Of course, the key question that must now be answered is what should responsible social investors do to realise the full potential of this incredible windfall?
At Tshikululu, we have managed numerous trusts over the past 20 years, and nine of our current 23 clients under management are empowerment trusts. When thinking about such trusts, we hold three principles front of mind:
Complement, don’t duplicate
Many South African companies now have two “streams” of social investment at their disposal: first, “traditional” corporate social investment based (usually) on a donation of 1% of net profit after tax; and second, an empowerment trust funded through dividends. Many companies have responded to this new reality by simply duplicating their CSI activities. We believe that companies should rather find ways of leveraging the expertise and experience gained through CSI to design and implement complementary activities funded by empowerment trusts. If done well, this can have substantial social impact. Hand-in-hand with this is the importance of collaboration amongst like-minded funders who collectively can leverage their expertise and resources to achieve scale.
Focus, focus, focus
Along with duplication, we also caution against over-extension. When a second stream of funding comes online, companies can easily fall into the trap of extending their scope. For example: “if our CSI funding is focusing on education then our empowerment funding should target healthcare”. Given the depth and intensity of challenges we face in South Africa, it is only human to want to solve many problems. But private social investors are at their most effective when they focus their energy, time and resources into a limited number of strategic issues that complement each other. For example, investing in the first 1 000 days of a child’s life. By adopting a holistic approach that includes quality education, nutrition, access to social services and health care, investment has a long-term impact on the cognitive, health and ultimately employment prospects of young children.

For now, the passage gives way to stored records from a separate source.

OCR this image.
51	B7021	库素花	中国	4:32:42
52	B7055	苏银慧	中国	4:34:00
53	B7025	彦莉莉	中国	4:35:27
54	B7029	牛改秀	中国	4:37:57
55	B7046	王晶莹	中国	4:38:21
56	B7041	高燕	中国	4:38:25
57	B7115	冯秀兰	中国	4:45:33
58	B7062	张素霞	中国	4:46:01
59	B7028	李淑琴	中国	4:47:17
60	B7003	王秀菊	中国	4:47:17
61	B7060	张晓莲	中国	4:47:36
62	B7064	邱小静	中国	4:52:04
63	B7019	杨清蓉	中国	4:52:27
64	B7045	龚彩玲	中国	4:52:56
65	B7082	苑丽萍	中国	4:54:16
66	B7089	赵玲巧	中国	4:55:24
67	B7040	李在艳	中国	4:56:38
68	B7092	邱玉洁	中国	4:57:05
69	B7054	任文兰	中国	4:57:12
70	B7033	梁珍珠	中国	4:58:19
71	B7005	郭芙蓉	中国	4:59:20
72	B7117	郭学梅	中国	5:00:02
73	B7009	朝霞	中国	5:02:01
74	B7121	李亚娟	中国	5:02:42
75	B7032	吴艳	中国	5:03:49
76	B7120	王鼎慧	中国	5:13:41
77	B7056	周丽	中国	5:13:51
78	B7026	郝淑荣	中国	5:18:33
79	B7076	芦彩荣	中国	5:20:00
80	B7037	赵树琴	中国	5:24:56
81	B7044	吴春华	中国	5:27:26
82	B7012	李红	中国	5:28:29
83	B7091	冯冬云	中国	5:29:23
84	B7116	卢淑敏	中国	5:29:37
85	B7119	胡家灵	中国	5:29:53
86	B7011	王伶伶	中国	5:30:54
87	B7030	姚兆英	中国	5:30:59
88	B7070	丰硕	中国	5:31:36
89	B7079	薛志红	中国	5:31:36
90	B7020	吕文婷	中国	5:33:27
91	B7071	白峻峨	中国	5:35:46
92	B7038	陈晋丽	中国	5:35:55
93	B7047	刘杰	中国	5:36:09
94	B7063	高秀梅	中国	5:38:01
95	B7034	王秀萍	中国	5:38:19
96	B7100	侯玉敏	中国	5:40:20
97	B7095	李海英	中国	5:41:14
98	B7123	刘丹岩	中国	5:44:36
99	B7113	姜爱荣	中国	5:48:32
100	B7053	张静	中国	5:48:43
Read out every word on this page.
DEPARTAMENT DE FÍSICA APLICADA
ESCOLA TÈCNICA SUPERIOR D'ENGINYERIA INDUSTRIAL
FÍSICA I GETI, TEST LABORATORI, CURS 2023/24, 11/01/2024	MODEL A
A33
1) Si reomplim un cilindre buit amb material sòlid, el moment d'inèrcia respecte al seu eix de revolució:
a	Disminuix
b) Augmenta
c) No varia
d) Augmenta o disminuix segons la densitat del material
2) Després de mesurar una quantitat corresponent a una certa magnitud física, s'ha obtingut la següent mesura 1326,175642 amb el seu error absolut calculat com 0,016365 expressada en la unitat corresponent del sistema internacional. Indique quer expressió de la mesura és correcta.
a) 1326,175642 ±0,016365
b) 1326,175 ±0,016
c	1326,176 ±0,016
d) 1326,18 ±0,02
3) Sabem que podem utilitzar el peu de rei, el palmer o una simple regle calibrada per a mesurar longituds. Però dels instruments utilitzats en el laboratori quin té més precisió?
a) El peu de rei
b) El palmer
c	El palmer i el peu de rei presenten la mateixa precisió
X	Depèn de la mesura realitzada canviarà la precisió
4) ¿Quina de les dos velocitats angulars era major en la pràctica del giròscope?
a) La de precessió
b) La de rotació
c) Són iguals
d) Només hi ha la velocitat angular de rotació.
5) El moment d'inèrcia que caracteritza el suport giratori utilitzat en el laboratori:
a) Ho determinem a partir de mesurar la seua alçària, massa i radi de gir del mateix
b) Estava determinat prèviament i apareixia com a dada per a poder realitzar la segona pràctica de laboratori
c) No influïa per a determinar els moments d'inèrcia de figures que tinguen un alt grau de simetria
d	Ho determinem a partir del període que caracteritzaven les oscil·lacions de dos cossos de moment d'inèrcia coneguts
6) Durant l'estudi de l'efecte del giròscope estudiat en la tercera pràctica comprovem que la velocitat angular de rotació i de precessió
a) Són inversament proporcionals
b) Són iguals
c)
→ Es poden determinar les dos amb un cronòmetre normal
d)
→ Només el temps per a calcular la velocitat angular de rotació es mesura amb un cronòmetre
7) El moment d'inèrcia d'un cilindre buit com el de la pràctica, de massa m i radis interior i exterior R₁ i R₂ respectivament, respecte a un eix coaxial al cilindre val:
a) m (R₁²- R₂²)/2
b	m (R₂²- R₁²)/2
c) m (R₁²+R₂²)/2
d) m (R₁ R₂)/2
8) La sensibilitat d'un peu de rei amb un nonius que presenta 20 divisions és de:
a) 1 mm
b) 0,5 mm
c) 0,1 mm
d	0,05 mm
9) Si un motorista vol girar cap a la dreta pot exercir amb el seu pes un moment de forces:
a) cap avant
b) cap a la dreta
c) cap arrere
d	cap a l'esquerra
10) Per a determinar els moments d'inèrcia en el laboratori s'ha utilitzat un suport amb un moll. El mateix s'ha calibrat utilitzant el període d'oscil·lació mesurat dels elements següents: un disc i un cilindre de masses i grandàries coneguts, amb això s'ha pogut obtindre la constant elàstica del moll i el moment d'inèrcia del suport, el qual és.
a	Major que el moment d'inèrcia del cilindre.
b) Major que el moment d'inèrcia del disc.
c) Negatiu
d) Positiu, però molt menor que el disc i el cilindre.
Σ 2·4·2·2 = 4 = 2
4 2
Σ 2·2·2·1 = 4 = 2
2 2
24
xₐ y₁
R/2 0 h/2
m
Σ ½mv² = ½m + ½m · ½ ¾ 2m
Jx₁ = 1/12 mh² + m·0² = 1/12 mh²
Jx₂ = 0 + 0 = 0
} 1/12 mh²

Finally, companies should view empowerment trusts as an opportunity to think creatively about social investment. Too often we see social investors take the “default” position of registering as a tax-deductible public benefit trust. Although this is certainly the most appropriate vehicle in many cases, it is not in all cases. When thinking about how to optimise their empowerment trusts, companies should investigate the full range of options at their disposal. In recent years, a growing number of legal entities and social investment approaches, including impact investing, have been introduced into the ecosystem. This allows for greater flexibility to drive social change in diverse ways, and should be fully explored.
In the next five to 10 years, empowerment trusts will play a critical role in pushing South Africa’s development agenda forward. If all companies think deeply and strategically about this opportunity, the spirit and positive social impact of the empowerment endowment can become a reality.